Chile environmental regulator files charges against Teck at Quebrada Blanca

Employees at Teck's Quebrada Blanca copper mine. Credit: Teck Resources.

Teck Resources (TSX: TECK.A | TECK.B) (NYSE: TECK), Canada’s largest diversified miner, is facing eight charges filed by Chile’s environmental regulator SMA, which claims the miner failed to comply with measures to avoid impacts on vegetation and animals at its Quebrada Blanca copper mine.

The agency said audits carried out in 2019, 2020 and 2021 at the operation, located in Chile’s northern Tarapaca region, found the company did not follow measures outlined in its environmental permit to protect local species and control emissions.

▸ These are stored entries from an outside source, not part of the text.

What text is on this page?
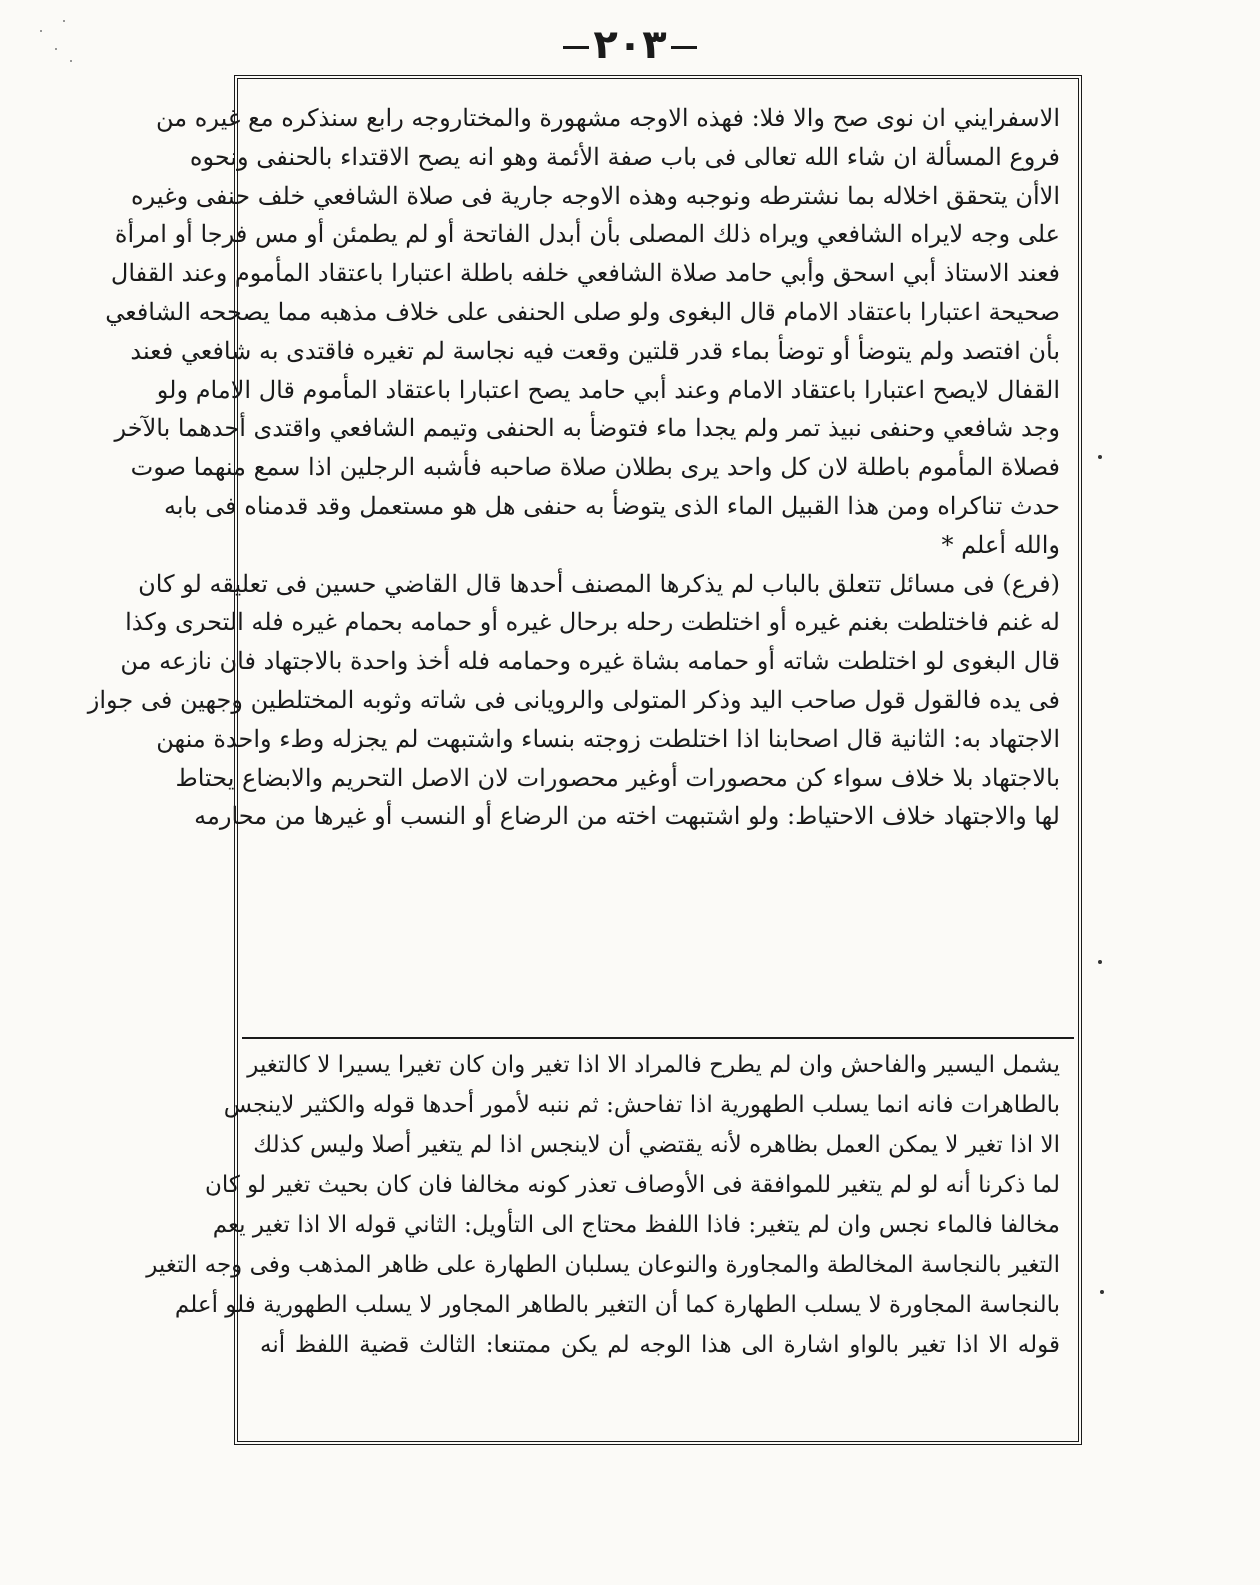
٢٠٣
الاسفرايني ان نوى صح والا فلا: فهذه الاوجه مشهورة والمختاروجه رابع سنذكره مع غيره من
فروع المسألة ان شاء الله تعالى فى باب صفة الأئمة وهو انه يصح الاقتداء بالحنفى ونحوه
الاأن يتحقق اخلاله بما نشترطه ونوجبه وهذه الاوجه جارية فى صلاة الشافعي خلف حنفى وغيره
على وجه لايراه الشافعي ويراه ذلك المصلى بأن أبدل الفاتحة أو لم يطمئن أو مس فرجا أو امرأة
فعند الاستاذ أبي اسحق وأبي حامد صلاة الشافعي خلفه باطلة اعتبارا باعتقاد المأموم وعند القفال
صحيحة اعتبارا باعتقاد الامام قال البغوى ولو صلى الحنفى على خلاف مذهبه مما يصححه الشافعي
بأن افتصد ولم يتوضأ أو توضأ بماء قدر قلتين وقعت فيه نجاسة لم تغيره فاقتدى به شافعي فعند
القفال لايصح اعتبارا باعتقاد الامام وعند أبي حامد يصح اعتبارا باعتقاد المأموم قال الامام ولو
وجد شافعي وحنفى نبيذ تمر ولم يجدا ماء فتوضأ به الحنفى وتيمم الشافعي واقتدى أحدهما بالآخر
فصلاة المأموم باطلة لان كل واحد يرى بطلان صلاة صاحبه فأشبه الرجلين اذا سمع منهما صوت
حدث تناكراه ومن هذا القبيل الماء الذى يتوضأ به حنفى هل هو مستعمل وقد قدمناه فى بابه
والله أعلم *
(فرع) فى مسائل تتعلق بالباب لم يذكرها المصنف أحدها قال القاضي حسين فى تعليقه لو كان
له غنم فاختلطت بغنم غيره أو اختلطت رحله برحال غيره أو حمامه بحمام غيره فله التحرى وكذا
قال البغوى لو اختلطت شاته أو حمامه بشاة غيره وحمامه فله أخذ واحدة بالاجتهاد فان نازعه من
فى يده فالقول قول صاحب اليد وذكر المتولى والرويانى فى شاته وثوبه المختلطين وجهين فى جواز
الاجتهاد به: الثانية قال اصحابنا اذا اختلطت زوجته بنساء واشتبهت لم يجزله وطء واحدة منهن
بالاجتهاد بلا خلاف سواء كن محصورات أوغير محصورات لان الاصل التحريم والابضاع يحتاط
لها والاجتهاد خلاف الاحتياط: ولو اشتبهت اخته من الرضاع أو النسب أو غيرها من محارمه
يشمل اليسير والفاحش وان لم يطرح فالمراد الا اذا تغير وان كان تغيرا يسيرا لا كالتغير
بالطاهرات فانه انما يسلب الطهورية اذا تفاحش: ثم ننبه لأمور أحدها قوله والكثير لاينجس
الا اذا تغير لا يمكن العمل بظاهره لأنه يقتضي أن لاينجس اذا لم يتغير أصلا وليس كذلك
لما ذكرنا أنه لو لم يتغير للموافقة فى الأوصاف تعذر كونه مخالفا فان كان بحيث تغير لو كان
مخالفا فالماء نجس وان لم يتغير: فاذا اللفظ محتاج الى التأويل: الثاني قوله الا اذا تغير يعم
التغير بالنجاسة المخالطة والمجاورة والنوعان يسلبان الطهارة على ظاهر المذهب وفى وجه التغير
بالنجاسة المجاورة لا يسلب الطهارة كما أن التغير بالطاهر المجاور لا يسلب الطهورية فلو أعلم
قوله الا اذا تغير بالواو اشارة الى هذا الوجه لم يكن ممتنعا: الثالث قضية اللفظ أنه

Four of the preliminary charges are considered “serious”, and they include the allegedly deficient rescue and relocation of vizcachas, rodents native to South America belonging to the chinchillas family, which have given South African bullion producer Gold Fields (TSX, NYSE: GFI) more than one headache.

The permit for the Quebrada Blanca mine includes 13 resolutions that regulate different areas of open-pit copper extraction, as well as truck hauling to the port of Iquique, SMA said in a statement. 

The directives also apply to ongoing underground expansion at the mine, Quebrada Blanca Phase 2 or QB2, considered by Teck to be its most important growth project.

The QB2 project is one of the world’s largest undeveloped copper resources. Image courtesy of Teck Resources.

The new mine section is slated to begin operations in the second half of the year, which would double the company’s copper production by 2023

QB2 will extend the aging deposit’s life by 28 years and boost production to 300,000 tonnes of copper per year from 23,400 tonnes in 2017. 

This is not the first time Chile’s environmental regulator files charges against the Quebrada Blanca project. In 2019, similar allegations led the SMA to impose a $1.2-million fine on Teck for violations related to the handling of mining waste and internal environmental controls.

The watchdog said Teck now has ten business days to present a compliance program, or 15 to challenge the case.

The charges come only weeks after the Vancouver-based miner announced a partnership with the Ollagüe Quechua community to develop a biodiversity conservation area for the Alconcha Salt Flat, a high-value wetland ecosystem near its Quebrada Blanca operations.

As part of the initiative, Teck transferred mining and water rights to the area, located about 30km east of the mine, back to the Chilean government, which improves water security for the surrounding communities.